News of the proposed WestJet – Sunwing deal broke on March 2, just as the travel industry was in its first very early days of recovery mode following Canada’s first phase of eased travel restrictions effective Feb. 28.

If approved, the deal will see the WestJet Group acquire Sunwing Vacations and Sunwing Airlines, with a new tour operating business unit created under the WestJet Group, to include both Sunwing Vacations and WestJet Vacations Inc., and led by Sunwing CEO Stephen Hunter.

The deal is anticipated to close in late 2022 and includesSellOffVacations and Vacation Express (Sunwing’s tour operator arm in the U.S), but not Blue Diamond Resorts.
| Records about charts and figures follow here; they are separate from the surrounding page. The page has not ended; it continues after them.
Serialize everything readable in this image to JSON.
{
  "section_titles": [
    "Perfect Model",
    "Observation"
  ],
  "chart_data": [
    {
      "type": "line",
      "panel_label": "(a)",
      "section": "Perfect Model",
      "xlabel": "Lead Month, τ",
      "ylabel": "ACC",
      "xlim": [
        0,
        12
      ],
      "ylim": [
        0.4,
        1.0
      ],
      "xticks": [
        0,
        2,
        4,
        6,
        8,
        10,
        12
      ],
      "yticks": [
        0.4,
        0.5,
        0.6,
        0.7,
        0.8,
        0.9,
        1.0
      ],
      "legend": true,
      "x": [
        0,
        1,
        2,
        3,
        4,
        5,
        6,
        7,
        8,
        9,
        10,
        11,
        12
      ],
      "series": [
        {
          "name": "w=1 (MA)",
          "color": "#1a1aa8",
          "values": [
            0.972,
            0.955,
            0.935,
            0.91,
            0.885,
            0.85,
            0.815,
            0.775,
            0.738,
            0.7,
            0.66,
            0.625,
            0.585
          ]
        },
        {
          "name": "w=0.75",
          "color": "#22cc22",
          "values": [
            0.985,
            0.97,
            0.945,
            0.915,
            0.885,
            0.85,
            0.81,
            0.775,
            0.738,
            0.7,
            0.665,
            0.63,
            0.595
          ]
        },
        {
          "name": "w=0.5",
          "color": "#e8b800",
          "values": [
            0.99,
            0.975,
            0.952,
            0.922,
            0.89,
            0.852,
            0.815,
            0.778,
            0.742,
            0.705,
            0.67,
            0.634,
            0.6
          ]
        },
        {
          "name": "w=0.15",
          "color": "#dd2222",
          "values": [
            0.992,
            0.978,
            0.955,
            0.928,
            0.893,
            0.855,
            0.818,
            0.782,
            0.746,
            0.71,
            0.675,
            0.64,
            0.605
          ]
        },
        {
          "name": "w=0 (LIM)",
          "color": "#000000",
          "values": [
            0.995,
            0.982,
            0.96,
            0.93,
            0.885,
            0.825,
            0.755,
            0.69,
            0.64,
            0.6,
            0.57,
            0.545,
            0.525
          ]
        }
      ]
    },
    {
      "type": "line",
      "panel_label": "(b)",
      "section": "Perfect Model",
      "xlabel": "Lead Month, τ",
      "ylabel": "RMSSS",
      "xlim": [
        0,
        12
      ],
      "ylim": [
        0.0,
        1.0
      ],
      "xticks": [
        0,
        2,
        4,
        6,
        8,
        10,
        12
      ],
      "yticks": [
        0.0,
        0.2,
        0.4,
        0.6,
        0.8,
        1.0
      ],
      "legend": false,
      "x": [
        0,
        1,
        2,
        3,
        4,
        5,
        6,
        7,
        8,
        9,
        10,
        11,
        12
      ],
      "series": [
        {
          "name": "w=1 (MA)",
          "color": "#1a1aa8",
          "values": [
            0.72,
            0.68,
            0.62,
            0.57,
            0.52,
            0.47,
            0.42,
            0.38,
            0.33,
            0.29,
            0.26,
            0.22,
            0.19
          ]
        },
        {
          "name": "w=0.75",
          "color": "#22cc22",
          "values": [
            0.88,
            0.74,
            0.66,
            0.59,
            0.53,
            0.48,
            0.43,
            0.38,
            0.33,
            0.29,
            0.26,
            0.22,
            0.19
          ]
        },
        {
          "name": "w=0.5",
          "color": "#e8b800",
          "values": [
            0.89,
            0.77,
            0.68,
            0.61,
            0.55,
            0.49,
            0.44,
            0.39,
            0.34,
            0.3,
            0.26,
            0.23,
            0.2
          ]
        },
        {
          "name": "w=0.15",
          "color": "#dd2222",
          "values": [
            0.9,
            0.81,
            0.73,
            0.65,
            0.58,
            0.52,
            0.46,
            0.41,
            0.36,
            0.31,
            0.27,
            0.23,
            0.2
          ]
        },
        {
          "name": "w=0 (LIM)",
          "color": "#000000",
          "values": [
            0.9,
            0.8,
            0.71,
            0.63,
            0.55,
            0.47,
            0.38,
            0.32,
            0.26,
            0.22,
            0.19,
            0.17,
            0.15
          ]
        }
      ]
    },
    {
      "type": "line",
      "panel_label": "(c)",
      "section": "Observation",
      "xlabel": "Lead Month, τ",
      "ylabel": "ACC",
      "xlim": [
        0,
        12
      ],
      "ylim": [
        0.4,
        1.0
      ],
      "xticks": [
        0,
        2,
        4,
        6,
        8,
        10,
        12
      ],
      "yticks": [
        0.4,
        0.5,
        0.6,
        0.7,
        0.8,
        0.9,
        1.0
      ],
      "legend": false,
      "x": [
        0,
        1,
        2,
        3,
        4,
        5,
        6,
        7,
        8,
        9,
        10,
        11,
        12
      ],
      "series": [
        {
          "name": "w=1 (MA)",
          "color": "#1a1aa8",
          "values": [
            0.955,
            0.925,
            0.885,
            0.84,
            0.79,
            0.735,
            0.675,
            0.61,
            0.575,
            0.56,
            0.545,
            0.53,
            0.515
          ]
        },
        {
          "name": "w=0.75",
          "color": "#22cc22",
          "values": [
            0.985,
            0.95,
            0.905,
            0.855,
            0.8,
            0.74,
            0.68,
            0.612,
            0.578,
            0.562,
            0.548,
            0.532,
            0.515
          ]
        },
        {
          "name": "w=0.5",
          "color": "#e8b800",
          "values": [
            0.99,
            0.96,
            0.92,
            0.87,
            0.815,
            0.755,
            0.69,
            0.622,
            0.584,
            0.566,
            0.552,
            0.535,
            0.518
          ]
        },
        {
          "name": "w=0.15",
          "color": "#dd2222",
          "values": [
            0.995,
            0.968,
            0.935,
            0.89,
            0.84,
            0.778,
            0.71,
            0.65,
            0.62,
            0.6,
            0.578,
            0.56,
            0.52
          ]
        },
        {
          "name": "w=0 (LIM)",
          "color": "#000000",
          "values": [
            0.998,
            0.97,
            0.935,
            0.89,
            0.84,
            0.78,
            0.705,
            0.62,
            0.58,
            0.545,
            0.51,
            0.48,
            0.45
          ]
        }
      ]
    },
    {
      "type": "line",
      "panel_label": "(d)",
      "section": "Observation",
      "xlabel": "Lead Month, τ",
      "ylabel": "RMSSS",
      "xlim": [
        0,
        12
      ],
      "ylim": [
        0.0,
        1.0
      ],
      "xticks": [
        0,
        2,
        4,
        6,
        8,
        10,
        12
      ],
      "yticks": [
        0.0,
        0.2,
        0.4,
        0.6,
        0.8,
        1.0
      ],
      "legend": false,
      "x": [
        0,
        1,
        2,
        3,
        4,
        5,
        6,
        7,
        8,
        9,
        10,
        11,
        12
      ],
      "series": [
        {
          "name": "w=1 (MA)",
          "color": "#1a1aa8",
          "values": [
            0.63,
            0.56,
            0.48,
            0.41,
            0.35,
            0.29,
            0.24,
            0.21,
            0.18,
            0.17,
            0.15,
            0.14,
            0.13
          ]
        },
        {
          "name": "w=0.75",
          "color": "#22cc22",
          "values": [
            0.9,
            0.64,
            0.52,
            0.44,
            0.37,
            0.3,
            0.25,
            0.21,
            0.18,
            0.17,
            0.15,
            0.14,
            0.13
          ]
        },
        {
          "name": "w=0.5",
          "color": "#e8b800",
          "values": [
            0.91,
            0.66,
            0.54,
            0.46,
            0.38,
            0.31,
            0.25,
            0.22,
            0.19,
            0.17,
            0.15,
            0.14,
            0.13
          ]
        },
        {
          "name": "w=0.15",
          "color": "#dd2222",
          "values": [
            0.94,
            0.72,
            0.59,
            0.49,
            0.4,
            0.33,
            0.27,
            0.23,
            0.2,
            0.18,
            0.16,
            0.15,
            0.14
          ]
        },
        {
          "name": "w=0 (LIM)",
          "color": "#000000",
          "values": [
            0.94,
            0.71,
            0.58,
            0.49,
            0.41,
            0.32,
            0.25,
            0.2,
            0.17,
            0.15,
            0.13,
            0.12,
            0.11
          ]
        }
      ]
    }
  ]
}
Transport Canada says the public interest assessment will include consultations with the air industry and other stakeholders, other government departments, other levels of government, as well as the public: “Canadians are encouraged to have their say on lettalktransportation.ca.”

The assessment will include an analysis of the economic benefits – or challenges – resulting from the proposed transaction.

Normally Transport Canada has up to 150 days to complete the public interest assessment. But Transport Minister Omar Alghabra has the  authority to grant an extension should extra time be necessary, and he has, with an additional 50 days tacked onto the deadline. “Considering the size and scope of the proposed transaction, an extra 50 days has been granted to both Transport Canada and the Commissioner of Competition, to ensure sufficient time for thorough analysis and assessment,” says Transport Canada.

Transport Canada now has up to 200 days (until December 5, 2022) to complete the public interest assessment and submit it to Minister Alghabra, who then provides a recommendation to the Governor in Council (Cabinet).

The statement notes that Minister Alghabra’s recommendation will incorporate the findings of the Commissioner’s report on competition considerations. It also notes that “there is no legislated timeline for the Minister to make his recommendation or for the Governor in Council to make a final decision.”